I’ve been thinking about Augustine’s concept of the trinity, and trying to articulate in my head, and then explain it in a way that makes some sense.

  • The Divine Nature is prior to the Persons/alities
  • God is not God the Father, but the Trinity.
  • The external operation of God (economic), is due to the whole trinity, and not solely of one person of the Godhead
  • The son is begotten from God as an immanent act of the intellect (from immanent to economic)

For eastern theology[^1], God was to be known through the persons of the trinity, the begotten son who points to God the Father, and the Spirit, which proceeds from the Father, as something that has always been, and points back to both the begotten Son and the Father. Jesus speaks that he will ask the Father, and the Father will send an Advocate. It is in this threeness that one understands, through perichoresis, the intertwining of the distinctive persons in the Godhead, that we see in their essential nature one substance, one essence that makes them who they are. They are one and three, with the distinctive persons showing and representing the one God.

But for Augustine it is different. God doesn’t begin with God the Father, with the begotten Son afterwards, and then The Spirit proceeding from God the Father. Rather God is Trinity, God is fathersonspirit. There is no distinction in God’s essential nature, in God’s self. It is in the economic space, the realm in which we exist and are in need of redemption that God as describe as the Father, Son and Spirit are emphasized. The Son reveals the Father, and in his ministry, his act, he shows God, and that he is God. In his act he reveals and gives the Spirit.

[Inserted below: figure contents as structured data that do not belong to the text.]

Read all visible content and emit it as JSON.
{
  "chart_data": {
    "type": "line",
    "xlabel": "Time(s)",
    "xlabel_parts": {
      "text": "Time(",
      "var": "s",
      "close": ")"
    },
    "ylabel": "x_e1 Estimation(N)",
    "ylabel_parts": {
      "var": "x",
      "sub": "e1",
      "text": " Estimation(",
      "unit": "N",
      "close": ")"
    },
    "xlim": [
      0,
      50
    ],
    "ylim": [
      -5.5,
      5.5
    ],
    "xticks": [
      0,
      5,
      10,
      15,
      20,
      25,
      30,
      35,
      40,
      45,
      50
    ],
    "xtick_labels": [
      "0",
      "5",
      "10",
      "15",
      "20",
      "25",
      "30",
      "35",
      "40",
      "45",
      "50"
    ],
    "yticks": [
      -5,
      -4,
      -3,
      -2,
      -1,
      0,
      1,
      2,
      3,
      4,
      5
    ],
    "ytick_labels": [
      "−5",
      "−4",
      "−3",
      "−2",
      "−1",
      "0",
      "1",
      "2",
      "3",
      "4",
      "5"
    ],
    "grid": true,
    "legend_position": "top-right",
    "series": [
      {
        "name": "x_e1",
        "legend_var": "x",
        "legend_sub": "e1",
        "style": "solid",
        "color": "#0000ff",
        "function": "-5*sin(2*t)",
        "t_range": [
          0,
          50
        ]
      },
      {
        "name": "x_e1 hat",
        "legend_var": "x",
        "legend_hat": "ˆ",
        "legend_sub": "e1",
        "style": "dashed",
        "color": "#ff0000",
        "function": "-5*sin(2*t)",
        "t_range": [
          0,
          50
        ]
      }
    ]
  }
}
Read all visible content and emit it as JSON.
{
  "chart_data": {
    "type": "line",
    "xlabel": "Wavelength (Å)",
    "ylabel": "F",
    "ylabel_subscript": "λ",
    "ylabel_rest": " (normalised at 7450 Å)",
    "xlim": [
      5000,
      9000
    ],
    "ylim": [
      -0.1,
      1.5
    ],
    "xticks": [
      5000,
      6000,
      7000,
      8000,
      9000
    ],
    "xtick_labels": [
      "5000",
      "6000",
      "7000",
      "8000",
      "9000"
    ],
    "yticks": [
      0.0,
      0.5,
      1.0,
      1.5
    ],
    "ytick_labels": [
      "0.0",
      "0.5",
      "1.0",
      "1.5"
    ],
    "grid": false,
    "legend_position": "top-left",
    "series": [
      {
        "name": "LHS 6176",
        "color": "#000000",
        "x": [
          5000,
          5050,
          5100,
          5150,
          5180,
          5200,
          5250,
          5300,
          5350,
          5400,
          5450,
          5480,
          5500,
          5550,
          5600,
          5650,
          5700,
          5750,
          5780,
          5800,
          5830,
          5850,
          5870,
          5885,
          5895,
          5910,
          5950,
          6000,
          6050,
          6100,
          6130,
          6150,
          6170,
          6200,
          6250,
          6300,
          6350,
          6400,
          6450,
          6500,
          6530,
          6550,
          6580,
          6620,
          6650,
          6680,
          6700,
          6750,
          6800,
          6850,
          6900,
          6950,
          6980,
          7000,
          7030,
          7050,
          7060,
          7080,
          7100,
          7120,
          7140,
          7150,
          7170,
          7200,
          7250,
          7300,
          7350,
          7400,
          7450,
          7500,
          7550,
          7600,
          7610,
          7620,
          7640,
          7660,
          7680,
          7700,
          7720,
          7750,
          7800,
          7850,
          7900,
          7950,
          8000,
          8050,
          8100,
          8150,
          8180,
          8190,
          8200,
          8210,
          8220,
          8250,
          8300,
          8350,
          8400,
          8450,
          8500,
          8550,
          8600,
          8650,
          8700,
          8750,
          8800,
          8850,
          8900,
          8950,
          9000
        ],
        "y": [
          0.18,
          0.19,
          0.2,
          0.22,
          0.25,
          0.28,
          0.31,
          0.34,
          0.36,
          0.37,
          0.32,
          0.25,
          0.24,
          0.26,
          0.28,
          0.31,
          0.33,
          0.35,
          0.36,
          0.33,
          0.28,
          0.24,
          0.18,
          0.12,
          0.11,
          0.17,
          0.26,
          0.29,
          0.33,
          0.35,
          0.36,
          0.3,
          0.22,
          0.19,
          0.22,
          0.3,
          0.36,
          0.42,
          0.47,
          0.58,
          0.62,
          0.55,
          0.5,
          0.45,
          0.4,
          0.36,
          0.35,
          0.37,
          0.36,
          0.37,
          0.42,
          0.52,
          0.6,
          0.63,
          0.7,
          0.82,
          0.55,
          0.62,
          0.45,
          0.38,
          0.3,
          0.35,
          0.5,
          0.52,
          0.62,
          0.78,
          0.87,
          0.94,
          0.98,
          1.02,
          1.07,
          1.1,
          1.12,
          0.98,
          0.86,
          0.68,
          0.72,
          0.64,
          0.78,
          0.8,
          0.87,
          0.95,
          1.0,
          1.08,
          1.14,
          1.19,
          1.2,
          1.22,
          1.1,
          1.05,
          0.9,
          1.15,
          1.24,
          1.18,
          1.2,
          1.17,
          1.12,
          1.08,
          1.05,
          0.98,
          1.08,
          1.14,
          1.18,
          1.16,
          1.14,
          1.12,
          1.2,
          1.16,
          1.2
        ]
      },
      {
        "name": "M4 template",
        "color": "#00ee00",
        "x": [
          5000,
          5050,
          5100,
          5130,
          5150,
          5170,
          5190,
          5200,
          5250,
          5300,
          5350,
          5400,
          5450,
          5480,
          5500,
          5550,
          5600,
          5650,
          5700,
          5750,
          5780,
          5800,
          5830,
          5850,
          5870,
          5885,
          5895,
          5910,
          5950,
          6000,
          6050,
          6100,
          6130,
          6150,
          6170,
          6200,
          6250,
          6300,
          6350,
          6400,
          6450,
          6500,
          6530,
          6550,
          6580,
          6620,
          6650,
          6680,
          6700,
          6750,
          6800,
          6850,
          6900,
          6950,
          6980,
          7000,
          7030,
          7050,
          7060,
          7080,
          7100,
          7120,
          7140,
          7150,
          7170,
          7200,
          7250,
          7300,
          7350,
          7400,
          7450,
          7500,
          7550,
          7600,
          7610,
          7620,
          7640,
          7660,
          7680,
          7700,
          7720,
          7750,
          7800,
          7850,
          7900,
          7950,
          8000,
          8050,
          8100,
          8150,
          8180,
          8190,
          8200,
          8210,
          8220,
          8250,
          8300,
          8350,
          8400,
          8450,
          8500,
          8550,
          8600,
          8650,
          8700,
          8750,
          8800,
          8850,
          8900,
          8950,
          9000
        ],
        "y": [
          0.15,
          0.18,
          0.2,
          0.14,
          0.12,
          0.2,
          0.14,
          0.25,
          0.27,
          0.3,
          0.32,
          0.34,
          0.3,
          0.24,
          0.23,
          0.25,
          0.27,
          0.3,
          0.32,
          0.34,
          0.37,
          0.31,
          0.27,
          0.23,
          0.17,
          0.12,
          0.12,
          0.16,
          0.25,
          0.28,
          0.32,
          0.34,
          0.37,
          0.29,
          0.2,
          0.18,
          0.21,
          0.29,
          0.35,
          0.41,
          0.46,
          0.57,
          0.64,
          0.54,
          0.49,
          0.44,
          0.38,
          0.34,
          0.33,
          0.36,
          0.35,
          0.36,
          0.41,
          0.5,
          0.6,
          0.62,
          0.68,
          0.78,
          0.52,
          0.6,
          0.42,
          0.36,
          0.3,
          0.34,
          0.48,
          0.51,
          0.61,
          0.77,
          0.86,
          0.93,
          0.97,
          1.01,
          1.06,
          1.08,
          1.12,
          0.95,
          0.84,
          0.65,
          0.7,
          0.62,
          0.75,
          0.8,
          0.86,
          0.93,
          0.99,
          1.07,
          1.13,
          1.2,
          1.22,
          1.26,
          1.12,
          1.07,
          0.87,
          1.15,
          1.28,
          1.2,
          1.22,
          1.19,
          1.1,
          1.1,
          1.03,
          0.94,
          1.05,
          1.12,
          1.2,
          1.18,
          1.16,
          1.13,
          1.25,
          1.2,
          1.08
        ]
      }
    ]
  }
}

In this way, both in God’s essential and economic nature, in which I mean God’s way of communicating, and being, is both a distinction of three as well as a unitary act. And this unitary act is the act of Love. Augustine uses this as the central aspect of God. God is love. God acts in love. Thus when we reflect on the Cross, we see Jesus; but we do not only see Jesus on the cross, we see and feel and hear “Look at the love of the father!,” not in the horrific act of death on the cross, but the symbol of sacrifice to redeem what has been lost, humanity, free will, true love, true relationship. So for Augustine, God is in reality the Trinity, but acts in unity, unity of cause, unity of will, unity of purpose.

[^1]: Eastern theology from the Cappadocian fathers. Please understand this is a rudimentary understanding, brief, just to bring across the aspect of threeness and oneness. Of course a more thorough discussion is necessary.